Lilli ist eine Arbeitskollegin der Erzählerin, die mit ihrem Liebhaber, einem ältlichen Offizier, nach Ungarn zu flüchten versucht und dabei erschossen wird. Ihre Geschichte ist nur eine von vielen, die in Herta Müllers Roman aufgeblendet werden. Zusammen bilden sie ein Mosaik von Episoden, die selten fröhlich und meist traurig enden. Da ist die Affäre des Vaters mit einem Mädchen vom Gemüsemarkt; da ist Pauls Entlassung, weil er in Schwarzarbeit Antennen bastelt, mit denen sich dem Bukarester Fernsehprogramm zumindest die dürftigen Gegenbilder aus Budapest oder Belgrad entgegenhalten lassen, und da ist der Ex-Schwiegervater der Erzählerin, der als Parteiaktivist einst die Enteignungspolitik vorantrieb und Jahre später versucht, unter falschem Namen an die Stätten seiner Untaten zurückzukehren. Und da sind, nicht zuletzt, die fremden Personen, die auf der Straßenbahnfahrt zum Verhör begegnen: die alte Frau, die nicht weiß, wohin, die junge Frau, die gierig eine Portion Kirschen vertilgt, oder der gelangweilte Fahrer, der nach Belieben festlegt, wann sich sein schrottreifes Vehikel in Bewegung setzt.

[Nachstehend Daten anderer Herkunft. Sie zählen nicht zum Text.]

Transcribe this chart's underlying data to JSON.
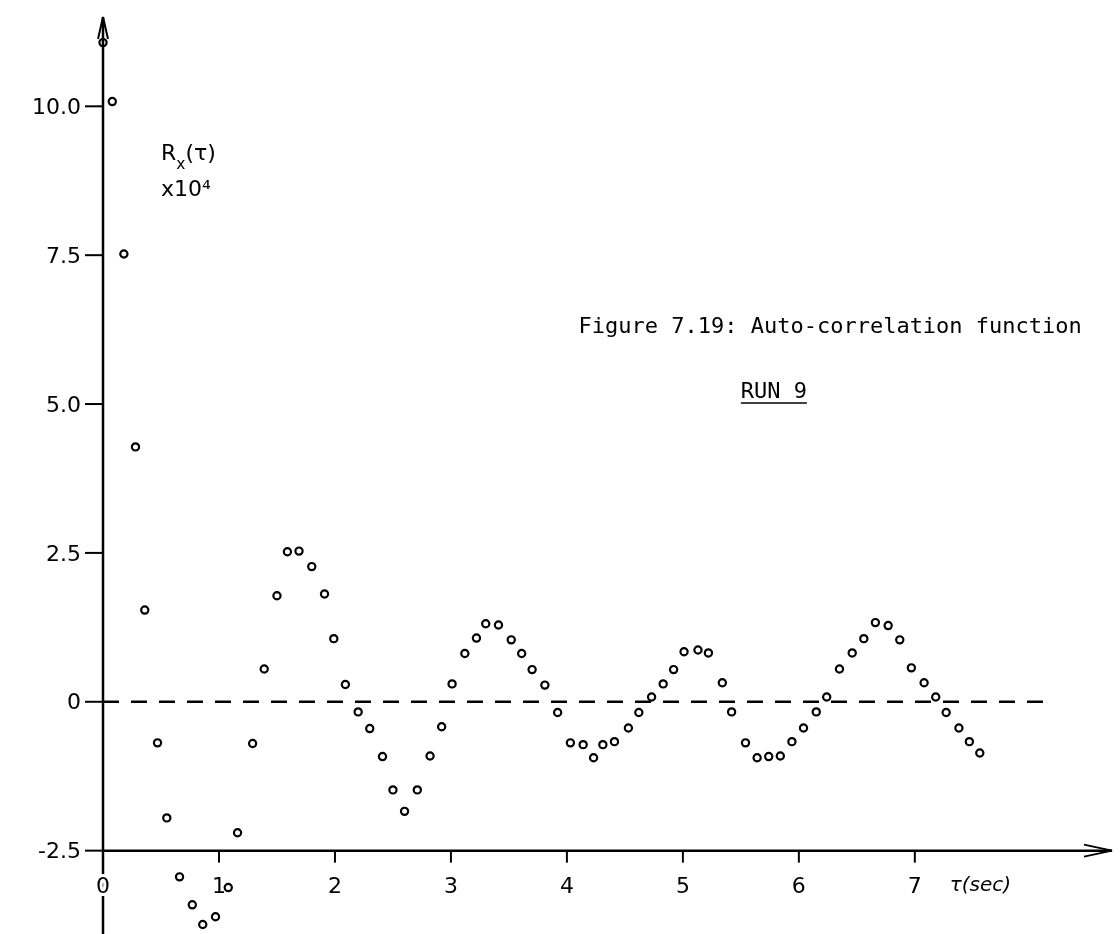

"Die Straßenbahn hat keine festen Fahrtzeiten. Mir scheint sie rauscht, wenn es nicht die hartblättrigen Pappeln sind. Sie kommt schon angefahren, heute will sie mich gleich mitnehmen. Ich hab mir vorgenommen, den alten Mann mit dem Strohhut beim Einsteigen vorzulassen. Als ich kam, stand er schon an der Haltestelle, wer weiß wielange. Gebrechlich ist er zwar nicht, aber dünn wie sein Schatten, bucklig und matt. In der Hose ist kein Hintern, keine Hüften, nur die Knie sind ausgebeult. Aber wenn er nun ausgerechnet jetzt, wenn die Wagentür aufgeht, auf den Boden spucken muß, steig ich doch vor ihm ein. Es sind fast alle Sitze frei, und er sucht sie mit den Augen ab und bleibt dann stehen. Daß so alte Leute nicht müde sind und sich das Stehen nicht für dort aufheben, wo man nicht sitzen kann. Manchmal hört man alte Leute sagen: Auf dem Friedhof liegt man noch lang genug. Dabei denken sie gar nicht ans Sterben, und sie haben auch recht. Es ging noch nie der Reihe nach, es sterben auch Junge. (...) Man sagt, so alte Leute spüren mehr als junge. Vielleicht sogar, daß ich ein kleines Handtuch, Zahnpasta und eine Zahnbürste in der Handtasche habe. Und kein Taschentuch, denn weinen will ich nicht."
Allen diesen Beobachtungen und Geschichten ist der Grundsatz eigen, daß erst das Vergangene erzählbar ist und daß es vor allem die Übel und Nöte sind, die das Erzählen stimulieren: "Über gelaufene Jahre läßt sich gut reden, wenn sie schlecht gelaufen sind. Doch wenn man sagen müßte, wer man jetzt beim Atmen ist, läge der Zunge entlang nichts als mulmiges Schweigen." In diesen beiden Sätzen steckt eine Leitidee von Herta Müllers Büchern. Sie erläutern auch, warum diese Autorin so bewundernswert beharrlich an ihren rumänischen Erfahrungen festhält. Über deren Essenz ist nämlich noch längst nicht genug gesagt. Von daher läßt sich auch entkräften oder zumindest in Frage stellen, was manche Kritiker Herta Müller mitunter vorhalten: Wäre es allmählich nicht an der Zeit, den Erzählzyklus zu beenden, der das Leben unter Ceausescu spiegelt? Und gälte es allmählich nicht, sich neuen Themen, der Gegenwart der Bundesrepublik beispielsweise, zuzuwenden? Herta Müller kann und will dies nicht: Die jüngste Vergangenheit besitzt nicht die nötige Patina, um in dieser Intensität erinnerungsfähig zu sein, und sie ist wohl auch nicht mit jenem Leidensdruck behaftet, der zum Sprechen, zum Schreiben zwingt. So kreisen ihre Bücher um einen Fixpunkt - so wie Marcel Proust seine >>Suche nach der verlorenen Zeit<< obsessiv an der eigenen Geschichte ausrichtete, so wie Thomas Bernhard in immer neuen Anläufen Motive und Konstellationen heraufbeschwor, die in vielen Fällen bereits in seinen frühen Romanen kenntlich waren.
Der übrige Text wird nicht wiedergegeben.